Por Francisco Pomares

 

Algo menos de sesenta millones de fotografías son subidas todos los días a Instagram. ¿Es eso el éxito de la imagen, como nos dicen algunos expertos? Yo creo que no: si una persona quisiera ver todas esas fotos, dedicando un segundo a cada una de ellas, tardaría cincuenta años de su vida. Instagram, con sus casi 60 millones de imágenes diarias, Facebook, con 300 millones, o Snapchat (la red más usada por adolescentes, que coloca a las imágenes orejas de perro o conejo y bigotes de gato), con la friolera de mil millones de fotografías diarias, son hoy gigantescos estercoleros de imágenes que dejan de existir -excepto para sus protagonistas y quizá un muy reducido grupo de conocidos- desde el mismo momento en que se hacen. Son, además, fotos que no representan la realidad. Fotos pasadas por tal cantidad de filtros y retoques que presentan a los gordos como delgados, a los bajos como altos, a los feos como guapos, y a todos como mucho menos tontos del bote de lo que realmente somos.

 

Hay redes sociales a las que podría buscarse la vuelta de cierta utilidad social o sentido práctico. Pero las que sirven casi exclusivamente para colgar imágenes solo sirven para alimentar el ego de sus usuarios: ¿A quién puede importarle realmente el aspecto de lo que hayas comido hoy? Si mirar fotos de platos proporcionara un placer digno de ser comunicado, la gente robaría las cartas de los restaurantes. Esta invasión del espacio virtual por platillos exóticos, pizzas de peperoni o helados de seis sabores con nata y minucias de chocolate es una moda absurda, sin precedentes conocidos: hace quince años nadie llamaba por teléfono a sus amigos o familiares para contarles lo que había comido. Pero hoy millones de platos servidos en todos los comedores del planeta polucionan las redes, aunque en realidad no significan nada. Nadie los mira realmente.

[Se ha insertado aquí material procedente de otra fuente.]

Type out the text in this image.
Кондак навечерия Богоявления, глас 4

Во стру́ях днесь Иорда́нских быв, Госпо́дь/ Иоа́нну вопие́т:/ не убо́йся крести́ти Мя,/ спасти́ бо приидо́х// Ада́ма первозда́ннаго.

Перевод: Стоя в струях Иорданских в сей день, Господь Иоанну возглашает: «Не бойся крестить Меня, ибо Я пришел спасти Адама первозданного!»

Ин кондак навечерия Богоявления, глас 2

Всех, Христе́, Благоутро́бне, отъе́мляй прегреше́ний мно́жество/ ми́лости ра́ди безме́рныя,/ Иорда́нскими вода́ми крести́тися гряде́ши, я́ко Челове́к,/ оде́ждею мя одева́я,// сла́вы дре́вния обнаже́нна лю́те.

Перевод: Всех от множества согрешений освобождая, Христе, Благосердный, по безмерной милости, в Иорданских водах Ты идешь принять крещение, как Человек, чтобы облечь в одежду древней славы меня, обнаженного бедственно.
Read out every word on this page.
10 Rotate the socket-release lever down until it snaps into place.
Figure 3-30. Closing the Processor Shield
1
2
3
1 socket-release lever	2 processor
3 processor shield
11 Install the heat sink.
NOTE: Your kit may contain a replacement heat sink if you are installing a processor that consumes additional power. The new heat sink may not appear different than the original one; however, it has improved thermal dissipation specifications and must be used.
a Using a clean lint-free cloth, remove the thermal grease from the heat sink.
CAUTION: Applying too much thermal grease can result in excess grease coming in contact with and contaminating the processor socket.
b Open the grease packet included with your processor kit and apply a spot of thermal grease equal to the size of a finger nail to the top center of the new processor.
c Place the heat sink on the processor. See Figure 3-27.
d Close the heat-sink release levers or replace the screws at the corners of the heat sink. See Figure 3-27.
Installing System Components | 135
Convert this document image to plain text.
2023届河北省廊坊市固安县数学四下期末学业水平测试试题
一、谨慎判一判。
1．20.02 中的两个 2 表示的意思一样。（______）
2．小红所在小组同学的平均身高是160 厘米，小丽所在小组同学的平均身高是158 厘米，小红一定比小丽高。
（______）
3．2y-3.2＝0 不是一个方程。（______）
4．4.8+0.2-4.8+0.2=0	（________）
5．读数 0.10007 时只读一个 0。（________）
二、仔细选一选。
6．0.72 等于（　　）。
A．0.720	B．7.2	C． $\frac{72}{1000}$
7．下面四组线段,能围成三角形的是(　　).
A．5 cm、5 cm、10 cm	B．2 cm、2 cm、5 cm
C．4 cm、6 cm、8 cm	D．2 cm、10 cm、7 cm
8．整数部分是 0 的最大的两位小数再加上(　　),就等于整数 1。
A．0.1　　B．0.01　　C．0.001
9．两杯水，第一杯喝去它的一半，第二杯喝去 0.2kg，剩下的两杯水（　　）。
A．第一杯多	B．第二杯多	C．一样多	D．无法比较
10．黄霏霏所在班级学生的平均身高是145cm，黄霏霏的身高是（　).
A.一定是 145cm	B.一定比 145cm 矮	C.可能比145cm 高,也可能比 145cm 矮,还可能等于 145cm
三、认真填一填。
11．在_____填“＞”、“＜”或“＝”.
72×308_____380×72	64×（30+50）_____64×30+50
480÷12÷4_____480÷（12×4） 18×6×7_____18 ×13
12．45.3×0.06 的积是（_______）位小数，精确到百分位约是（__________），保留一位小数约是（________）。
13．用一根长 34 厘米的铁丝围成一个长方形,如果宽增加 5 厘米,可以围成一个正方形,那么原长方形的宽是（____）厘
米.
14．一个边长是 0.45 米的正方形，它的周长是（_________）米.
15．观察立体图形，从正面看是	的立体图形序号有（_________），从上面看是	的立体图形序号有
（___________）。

No ocurre lo mismo con los selfies de alegría impostada ante cualquier cita, reunión o encuentro que atiborran lo digital, especialmente -pero no solo- en fechas señaladas. Esos falsos contentos servidos para consumo efímero de cotillas cercanos no conmueve realmente, pero entre las sonrisas forzadas de felicidad familiar, las sesudas reflexiones en un centenar de caracteres bajo la imagen de una huella de chancla en la arena de la playa o las ridículas poses de relumbrón, inmortalizadas durante solo un clic para alimentar el ego nada virtual de quienes las mandan al ciberespacio, se mueven miles de millones: la red que coloca bigotes de gato sobre la nariz de los jóvenes triplicaba el valor de Twiter el día después de salir a bolsa. El imperio de lo efímero ganó sin esfuerzo -en el primer round- al de la mínima expresión de las ideas.

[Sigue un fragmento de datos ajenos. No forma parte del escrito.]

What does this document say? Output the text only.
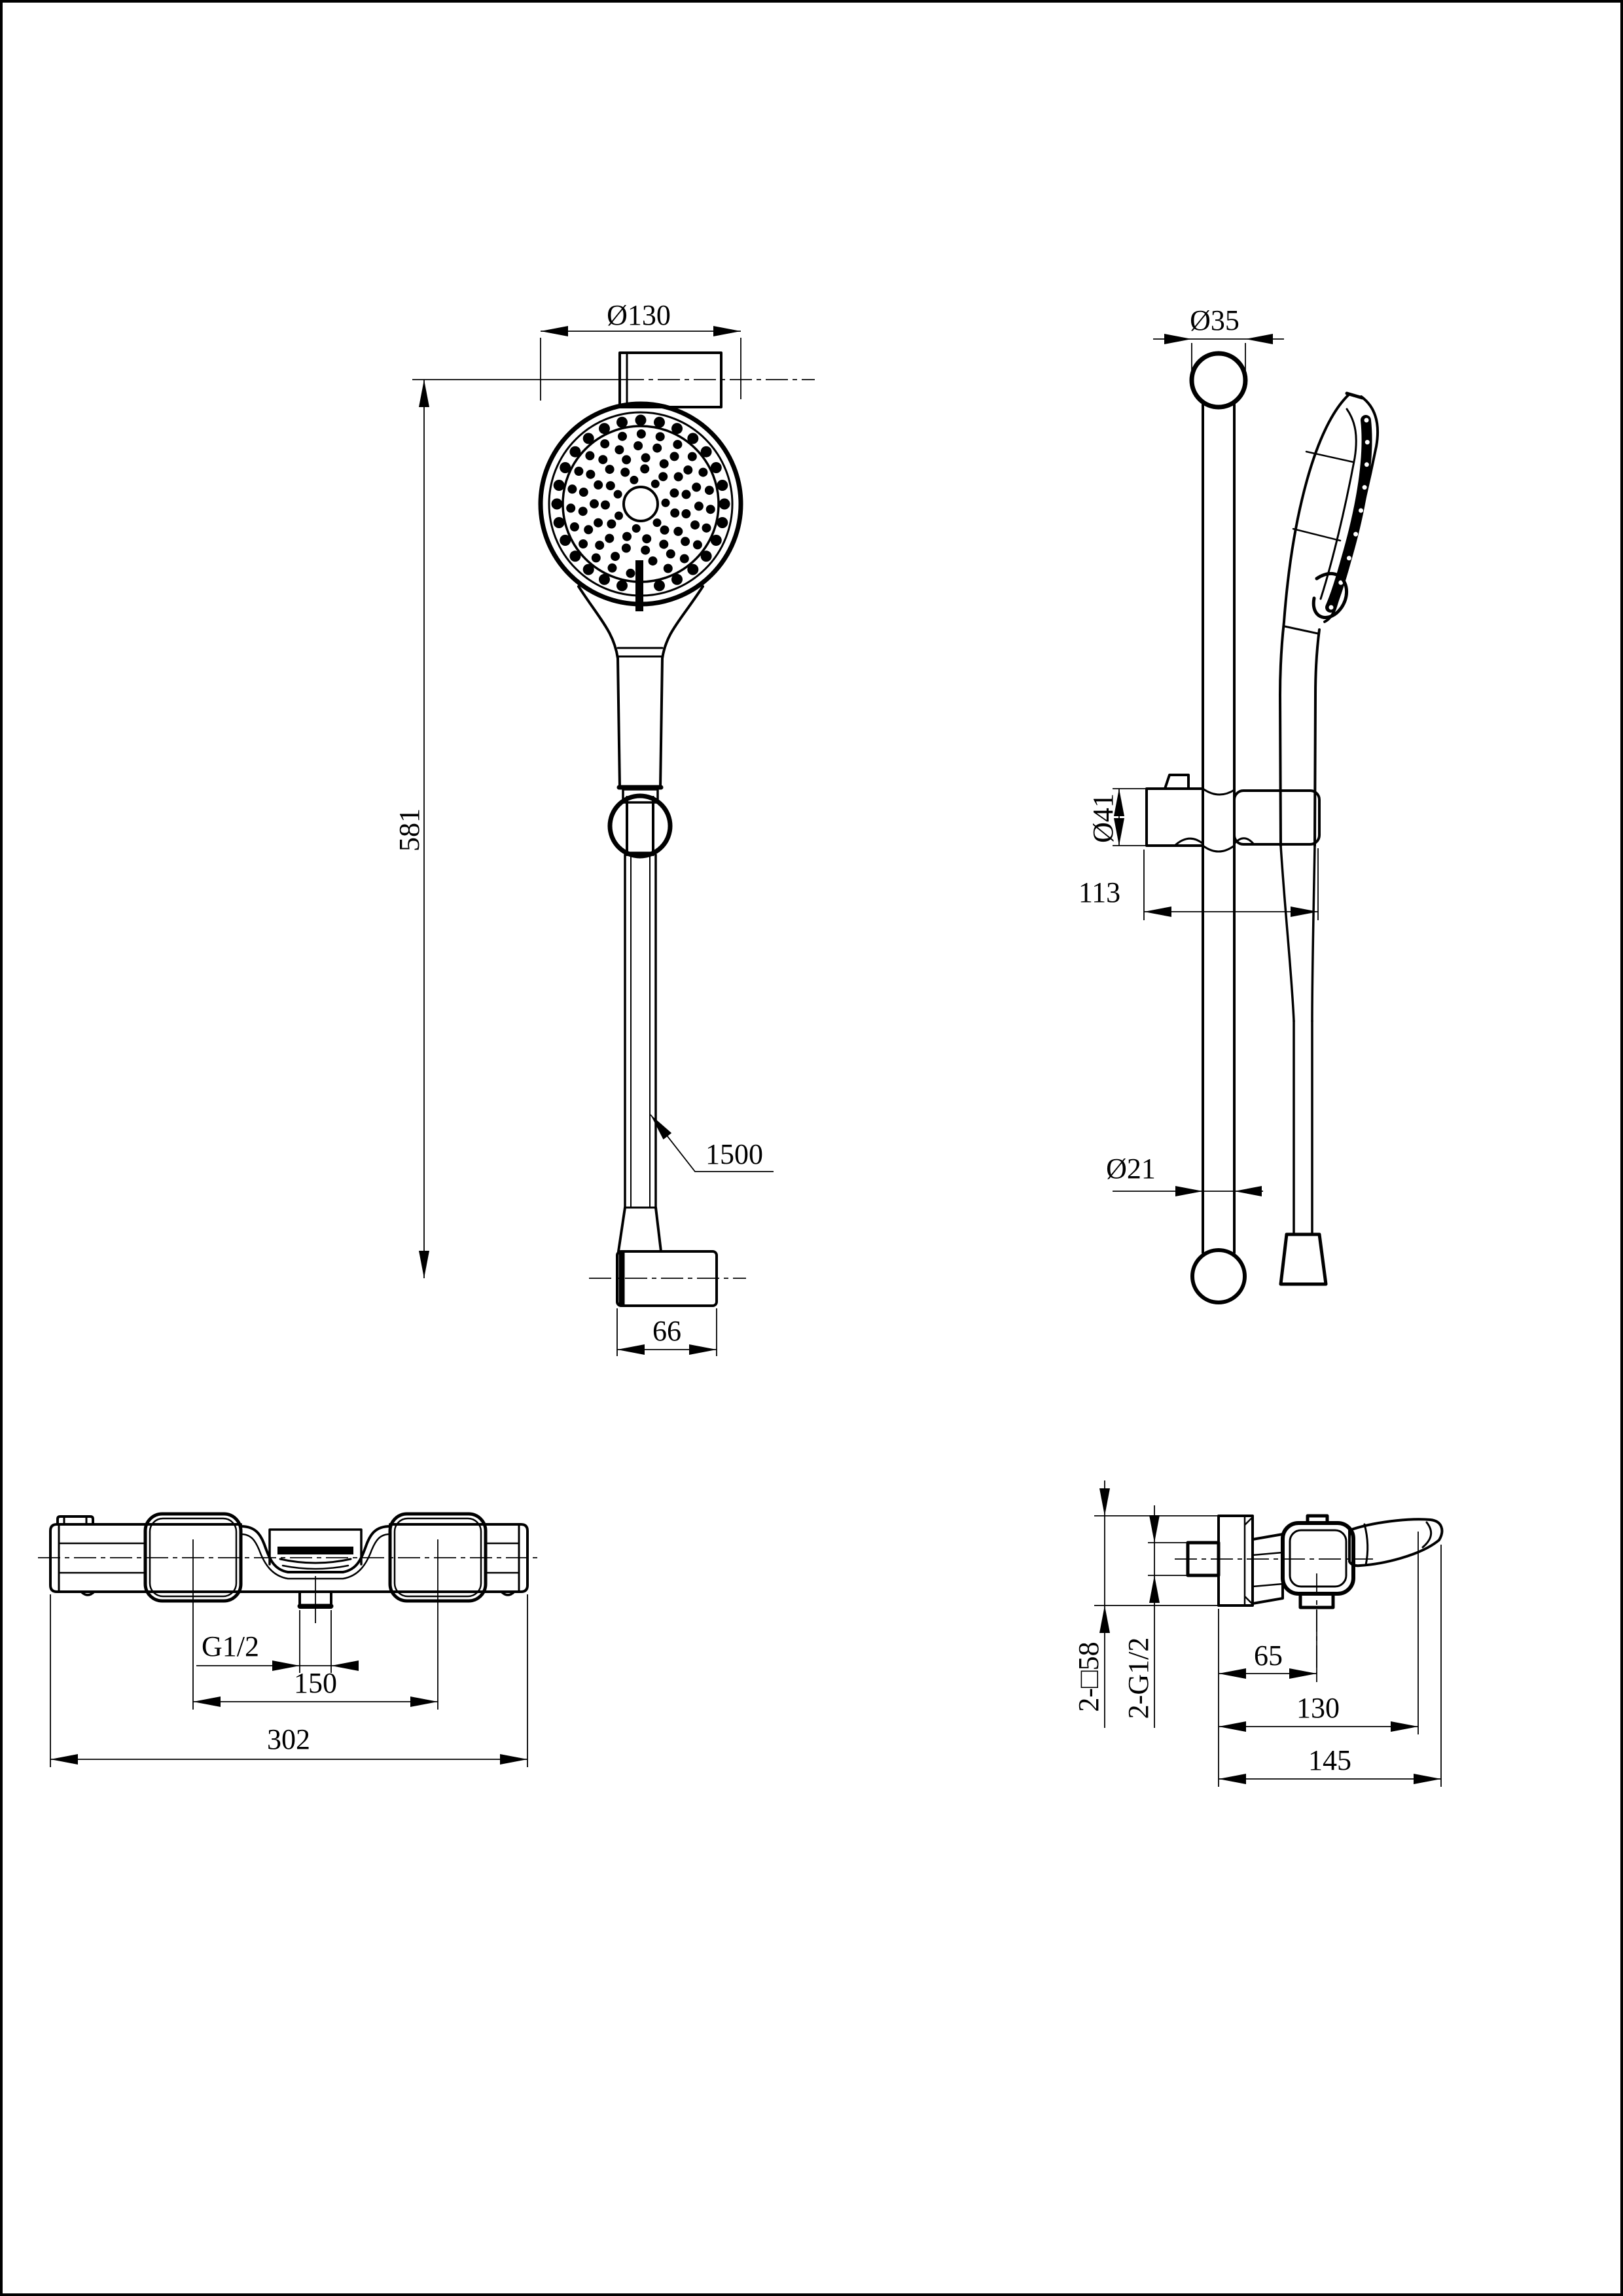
Ø130
581
1500
66
Ø35
Ø41
113
Ø21
G1/2
150
302
2-□58 2-G1/2	65
130
145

No somos aún conscientes de ello, pero este aluvión exponencial de imágenes triviales que a nadie interesan supone el entierro de la imagen revelada como la conocíamos hasta ahora: nadie indexa los miles de fotos que almacena. La nube soporta el peso de un basural sin dueño ni valor social alguno, mientras seguimos acumulando píxeles inservibles. Fotografiamos absolutamente todo para no tener que mirar de verdad nada. Estamos cada vez más ciegos.